Figure 7. Comparison of different treatment strategies on day 14.

(a) Representative H&E cross-section of a wound from the no-treatment group. The black arrow heads mark out the edges of the original excision sites, upon which the wound gap remaining (red arrow heads) was normalized against to derive the % re-epithelialization achieved. (b) The scoring criteria used in this semi-quantitative scale for grading skin samples. (c–f) Surgery was performed over four batches of animals. Skin sections were obtained on day 14 and scored based on the quality of re-epithelialization. (g) The overall scores of all treatment groups (n = 7–11).
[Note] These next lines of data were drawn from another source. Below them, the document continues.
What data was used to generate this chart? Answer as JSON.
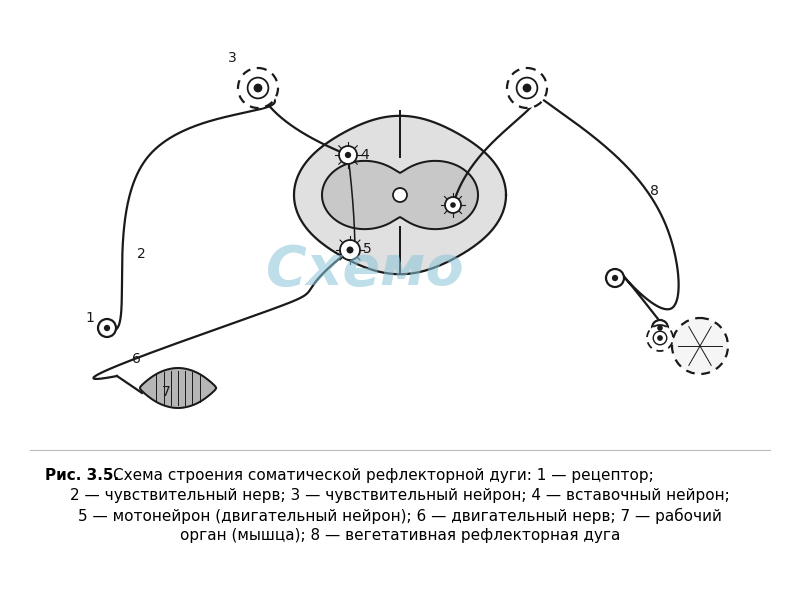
{
  "caption_bold": "Рис. 3.5.",
  "caption_line1": " Схема строения соматической рефлекторной дуги: 1 — рецептор;",
  "caption_line2": "2 — чувствительный нерв; 3 — чувствительный нейрон; 4 — вставочный нейрон;",
  "caption_line3": "5 — мотонейрон (двигательный нейрон); 6 — двигательный нерв; 7 — рабочий",
  "caption_line4": "орган (мышца); 8 — вегетативная рефлекторная дуга",
  "bg_color": "#ffffff",
  "lc": "#1a1a1a",
  "wm_color": "#89c4d8",
  "lw": 1.6
}
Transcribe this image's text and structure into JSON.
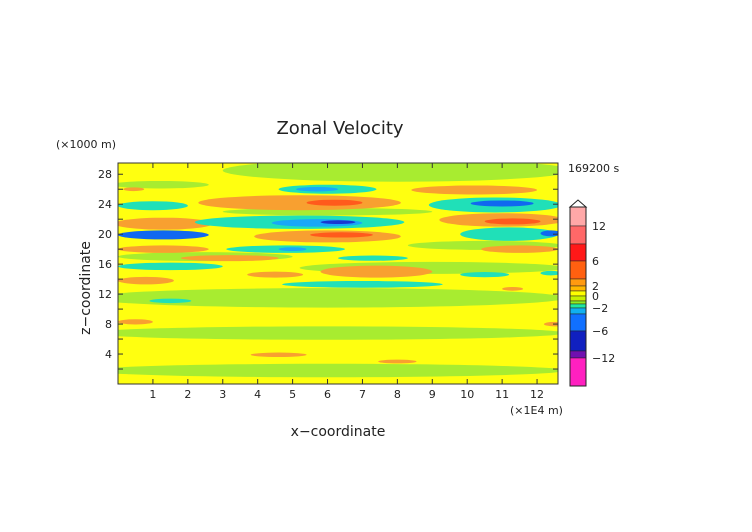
{
  "chart_data": {
    "type": "heatmap",
    "title": "Zonal Velocity",
    "xlabel": "x−coordinate",
    "ylabel": "z−coordinate",
    "x_units": "(×1E4 m)",
    "y_units": "(×1000 m)",
    "time_label": "169200 s",
    "xlim": [
      0,
      12.6
    ],
    "ylim": [
      0,
      29.5
    ],
    "xticks": [
      1,
      2,
      3,
      4,
      5,
      6,
      7,
      8,
      9,
      10,
      11,
      12
    ],
    "yticks": [
      4,
      8,
      12,
      16,
      20,
      24,
      28
    ],
    "background_value": 1,
    "features": [
      {
        "x": 8,
        "z": 28.5,
        "rx": 5,
        "rz": 1.5,
        "v": -0.5
      },
      {
        "x": 1.2,
        "z": 26.6,
        "rx": 1.4,
        "rz": 0.5,
        "v": -0.5
      },
      {
        "x": 6,
        "z": 11.5,
        "rx": 6.8,
        "rz": 1.3,
        "v": -0.5
      },
      {
        "x": 6,
        "z": 6.8,
        "rx": 6.8,
        "rz": 0.9,
        "v": -0.5
      },
      {
        "x": 6,
        "z": 1.8,
        "rx": 6.8,
        "rz": 0.9,
        "v": -0.5
      },
      {
        "x": 9,
        "z": 15.5,
        "rx": 3.8,
        "rz": 0.8,
        "v": -0.5
      },
      {
        "x": 6,
        "z": 23,
        "rx": 3,
        "rz": 0.5,
        "v": -0.5
      },
      {
        "x": 2.5,
        "z": 17,
        "rx": 2.5,
        "rz": 0.6,
        "v": -0.5
      },
      {
        "x": 10.5,
        "z": 18.5,
        "rx": 2.2,
        "rz": 0.6,
        "v": -0.5
      },
      {
        "x": 1.3,
        "z": 21.4,
        "rx": 1.4,
        "rz": 0.8,
        "v": 3
      },
      {
        "x": 5.2,
        "z": 24.2,
        "rx": 2.9,
        "rz": 1.0,
        "v": 3
      },
      {
        "x": 6.2,
        "z": 24.2,
        "rx": 0.8,
        "rz": 0.4,
        "v": 5
      },
      {
        "x": 6.0,
        "z": 19.7,
        "rx": 2.1,
        "rz": 0.8,
        "v": 3
      },
      {
        "x": 6.4,
        "z": 19.9,
        "rx": 0.9,
        "rz": 0.35,
        "v": 5
      },
      {
        "x": 1.3,
        "z": 18,
        "rx": 1.3,
        "rz": 0.5,
        "v": 3
      },
      {
        "x": 3.2,
        "z": 16.8,
        "rx": 1.4,
        "rz": 0.4,
        "v": 3
      },
      {
        "x": 0.8,
        "z": 13.8,
        "rx": 0.8,
        "rz": 0.5,
        "v": 3
      },
      {
        "x": 4.5,
        "z": 14.6,
        "rx": 0.8,
        "rz": 0.4,
        "v": 3
      },
      {
        "x": 7.4,
        "z": 15,
        "rx": 1.6,
        "rz": 0.8,
        "v": 3
      },
      {
        "x": 0.5,
        "z": 8.3,
        "rx": 0.5,
        "rz": 0.35,
        "v": 3
      },
      {
        "x": 10.2,
        "z": 25.9,
        "rx": 1.8,
        "rz": 0.6,
        "v": 3
      },
      {
        "x": 11.0,
        "z": 21.9,
        "rx": 1.8,
        "rz": 0.9,
        "v": 3
      },
      {
        "x": 11.3,
        "z": 21.7,
        "rx": 0.8,
        "rz": 0.4,
        "v": 5
      },
      {
        "x": 11.5,
        "z": 18,
        "rx": 1.1,
        "rz": 0.5,
        "v": 3
      },
      {
        "x": 4.6,
        "z": 3.9,
        "rx": 0.8,
        "rz": 0.3,
        "v": 3
      },
      {
        "x": 8.0,
        "z": 3.0,
        "rx": 0.55,
        "rz": 0.25,
        "v": 3
      },
      {
        "x": 12.5,
        "z": 8,
        "rx": 0.3,
        "rz": 0.3,
        "v": 3
      },
      {
        "x": 11.3,
        "z": 12.7,
        "rx": 0.3,
        "rz": 0.25,
        "v": 3
      },
      {
        "x": 0.45,
        "z": 26,
        "rx": 0.3,
        "rz": 0.25,
        "v": 3
      },
      {
        "x": 6,
        "z": 26,
        "rx": 1.4,
        "rz": 0.6,
        "v": -2
      },
      {
        "x": 5.7,
        "z": 26,
        "rx": 0.6,
        "rz": 0.3,
        "v": -4
      },
      {
        "x": 5.2,
        "z": 21.6,
        "rx": 3.0,
        "rz": 0.9,
        "v": -2
      },
      {
        "x": 5.7,
        "z": 21.5,
        "rx": 1.3,
        "rz": 0.5,
        "v": -4
      },
      {
        "x": 6.3,
        "z": 21.6,
        "rx": 0.5,
        "rz": 0.25,
        "v": -6
      },
      {
        "x": 1.3,
        "z": 19.9,
        "rx": 1.3,
        "rz": 0.6,
        "v": -5
      },
      {
        "x": 1.0,
        "z": 23.8,
        "rx": 1.0,
        "rz": 0.6,
        "v": -2
      },
      {
        "x": 10.8,
        "z": 23.9,
        "rx": 1.9,
        "rz": 1.0,
        "v": -2
      },
      {
        "x": 11.0,
        "z": 24.1,
        "rx": 0.9,
        "rz": 0.4,
        "v": -5
      },
      {
        "x": 11.2,
        "z": 20.0,
        "rx": 1.4,
        "rz": 0.9,
        "v": -2
      },
      {
        "x": 12.4,
        "z": 20.1,
        "rx": 0.3,
        "rz": 0.4,
        "v": -5
      },
      {
        "x": 4.8,
        "z": 18,
        "rx": 1.7,
        "rz": 0.5,
        "v": -2
      },
      {
        "x": 5.0,
        "z": 18,
        "rx": 0.4,
        "rz": 0.25,
        "v": -4
      },
      {
        "x": 7.3,
        "z": 16.8,
        "rx": 1.0,
        "rz": 0.35,
        "v": -2
      },
      {
        "x": 1.5,
        "z": 15.7,
        "rx": 1.5,
        "rz": 0.5,
        "v": -2
      },
      {
        "x": 7.0,
        "z": 13.3,
        "rx": 2.3,
        "rz": 0.45,
        "v": -2
      },
      {
        "x": 10.5,
        "z": 14.6,
        "rx": 0.7,
        "rz": 0.35,
        "v": -2
      },
      {
        "x": 1.5,
        "z": 11.1,
        "rx": 0.6,
        "rz": 0.3,
        "v": -2
      },
      {
        "x": 12.4,
        "z": 14.8,
        "rx": 0.3,
        "rz": 0.3,
        "v": -2
      }
    ],
    "colorbar": {
      "segments": [
        "#ffa8a8",
        "#ff6868",
        "#ff1818",
        "#ff6010",
        "#ff9a10",
        "#ffb800",
        "#ffff00",
        "#c8f000",
        "#90ee20",
        "#20e8a0",
        "#10b0f0",
        "#1070ff",
        "#1020c0",
        "#7010b0",
        "#ff20c0"
      ],
      "labels": [
        {
          "text": "12",
          "boundary": 1
        },
        {
          "text": "6",
          "boundary": 3
        },
        {
          "text": "2",
          "boundary": 5
        },
        {
          "text": "0",
          "boundary": 7
        },
        {
          "text": "−2",
          "boundary": 10
        },
        {
          "text": "−6",
          "boundary": 12
        },
        {
          "text": "−12",
          "boundary": 14
        }
      ]
    }
  }
}
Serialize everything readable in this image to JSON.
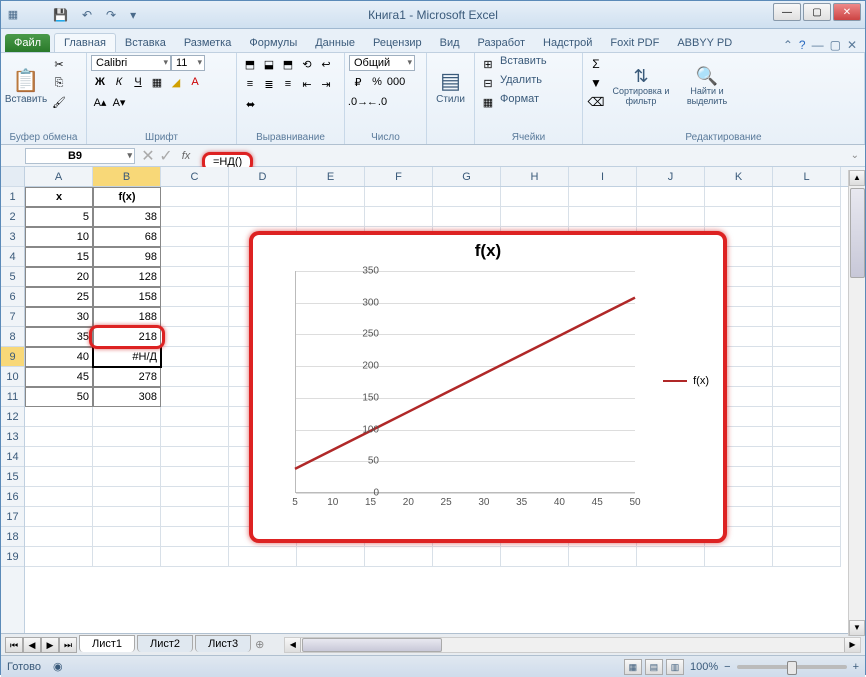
{
  "window": {
    "title": "Книга1 - Microsoft Excel"
  },
  "tabs": {
    "file": "Файл",
    "list": [
      "Главная",
      "Вставка",
      "Разметка",
      "Формулы",
      "Данные",
      "Рецензир",
      "Вид",
      "Разработ",
      "Надстрой",
      "Foxit PDF",
      "ABBYY PD"
    ],
    "active_index": 0
  },
  "ribbon": {
    "clipboard": {
      "paste": "Вставить",
      "label": "Буфер обмена"
    },
    "font": {
      "name": "Calibri",
      "size": "11",
      "label": "Шрифт"
    },
    "align": {
      "label": "Выравнивание"
    },
    "number": {
      "format": "Общий",
      "label": "Число"
    },
    "styles": {
      "btn": "Стили",
      "label": ""
    },
    "cells": {
      "insert": "Вставить",
      "delete": "Удалить",
      "format": "Формат",
      "label": "Ячейки"
    },
    "editing": {
      "sort": "Сортировка и фильтр",
      "find": "Найти и выделить",
      "label": "Редактирование"
    }
  },
  "formula_bar": {
    "cell_ref": "B9",
    "formula": "=НД()"
  },
  "columns": [
    "A",
    "B",
    "C",
    "D",
    "E",
    "F",
    "G",
    "H",
    "I",
    "J",
    "K",
    "L"
  ],
  "rows_visible": 19,
  "table": {
    "headers": [
      "x",
      "f(x)"
    ],
    "data": [
      [
        "5",
        "38"
      ],
      [
        "10",
        "68"
      ],
      [
        "15",
        "98"
      ],
      [
        "20",
        "128"
      ],
      [
        "25",
        "158"
      ],
      [
        "30",
        "188"
      ],
      [
        "35",
        "218"
      ],
      [
        "40",
        "#Н/Д"
      ],
      [
        "45",
        "278"
      ],
      [
        "50",
        "308"
      ]
    ],
    "active_row": 9,
    "active_col": "B"
  },
  "chart": {
    "title": "f(x)",
    "legend_label": "f(x)",
    "y_ticks": [
      0,
      50,
      100,
      150,
      200,
      250,
      300,
      350
    ],
    "x_ticks": [
      5,
      10,
      15,
      20,
      25,
      30,
      35,
      40,
      45,
      50
    ],
    "ylim": [
      0,
      350
    ],
    "series": {
      "x": [
        5,
        10,
        15,
        20,
        25,
        30,
        35,
        40,
        45,
        50
      ],
      "y": [
        38,
        68,
        98,
        128,
        158,
        188,
        218,
        248,
        278,
        308
      ]
    },
    "line_color": "#b02828",
    "grid_color": "#dddddd",
    "tick_fontsize": 10,
    "title_fontsize": 17
  },
  "sheet_tabs": {
    "list": [
      "Лист1",
      "Лист2",
      "Лист3"
    ],
    "active_index": 0
  },
  "status": {
    "text": "Готово",
    "zoom": "100%"
  }
}
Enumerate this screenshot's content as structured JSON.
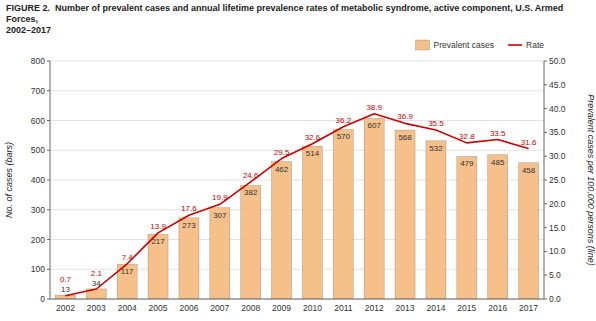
{
  "chart_data": {
    "type": "bar",
    "title": "FIGURE 2.  Number of prevalent cases and annual lifetime prevalence rates of metabolic syndrome, active component, U.S. Armed Forces,\n2002–2017",
    "categories": [
      "2002",
      "2003",
      "2004",
      "2005",
      "2006",
      "2007",
      "2008",
      "2009",
      "2010",
      "2011",
      "2012",
      "2013",
      "2014",
      "2015",
      "2016",
      "2017"
    ],
    "series": [
      {
        "name": "Prevalent cases",
        "type": "bar",
        "color": "#F5C08A",
        "values": [
          13,
          34,
          117,
          217,
          273,
          307,
          382,
          462,
          514,
          570,
          607,
          568,
          532,
          479,
          485,
          458
        ]
      },
      {
        "name": "Rate",
        "type": "line",
        "color": "#CC0000",
        "axis": "y2",
        "values": [
          0.7,
          2.1,
          7.4,
          13.9,
          17.6,
          19.9,
          24.6,
          29.5,
          32.6,
          36.2,
          38.9,
          36.9,
          35.5,
          32.8,
          33.5,
          31.6
        ]
      }
    ],
    "y_label": "No. of cases (bars)",
    "y2_label": "Prevalent cases per 100,000 persons (line)",
    "ylim": [
      0,
      800
    ],
    "yticks": [
      0,
      100,
      200,
      300,
      400,
      500,
      600,
      700,
      800
    ],
    "y2lim": [
      0,
      50.0
    ],
    "y2ticks": [
      {
        "value": 0,
        "label": "0.0"
      },
      {
        "value": 5,
        "label": "5.0"
      },
      {
        "value": 10,
        "label": "10.0"
      },
      {
        "value": 15,
        "label": "15.0"
      },
      {
        "value": 20,
        "label": "20.0"
      },
      {
        "value": 25,
        "label": "25.0"
      },
      {
        "value": 30,
        "label": "30.0"
      },
      {
        "value": 35,
        "label": "35.0"
      },
      {
        "value": 40,
        "label": "40.0"
      },
      {
        "value": 45,
        "label": "45.0"
      },
      {
        "value": 50,
        "label": "50.0"
      }
    ],
    "grid": true,
    "legend": "upper right",
    "data_labels": true
  }
}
Wounds treated with peptide hydrogel infused with completed medium (average group score: 4.3) received higher and more consistent histological scores than wounds treated with the DuoDerm gel positive control (average: 3.3), no-treatment negative control (average: 2.8), or peptide gels infused with medium alone (average: 2.8) or water (average: 2.9).

Figure 8. Representative frozen cross-section of a wound treated with the completed medium-infused peptide hydrogel after Masson’s trichrome staining on day 14.

Collagen is stained blue. Collagen deposition was denser near the wound edge and in the deeper tissue layers, indicative of the inwards and upwards progression of wound healing. There was no obvious difference between the treatment groups in terms of density and location of collagen deposition.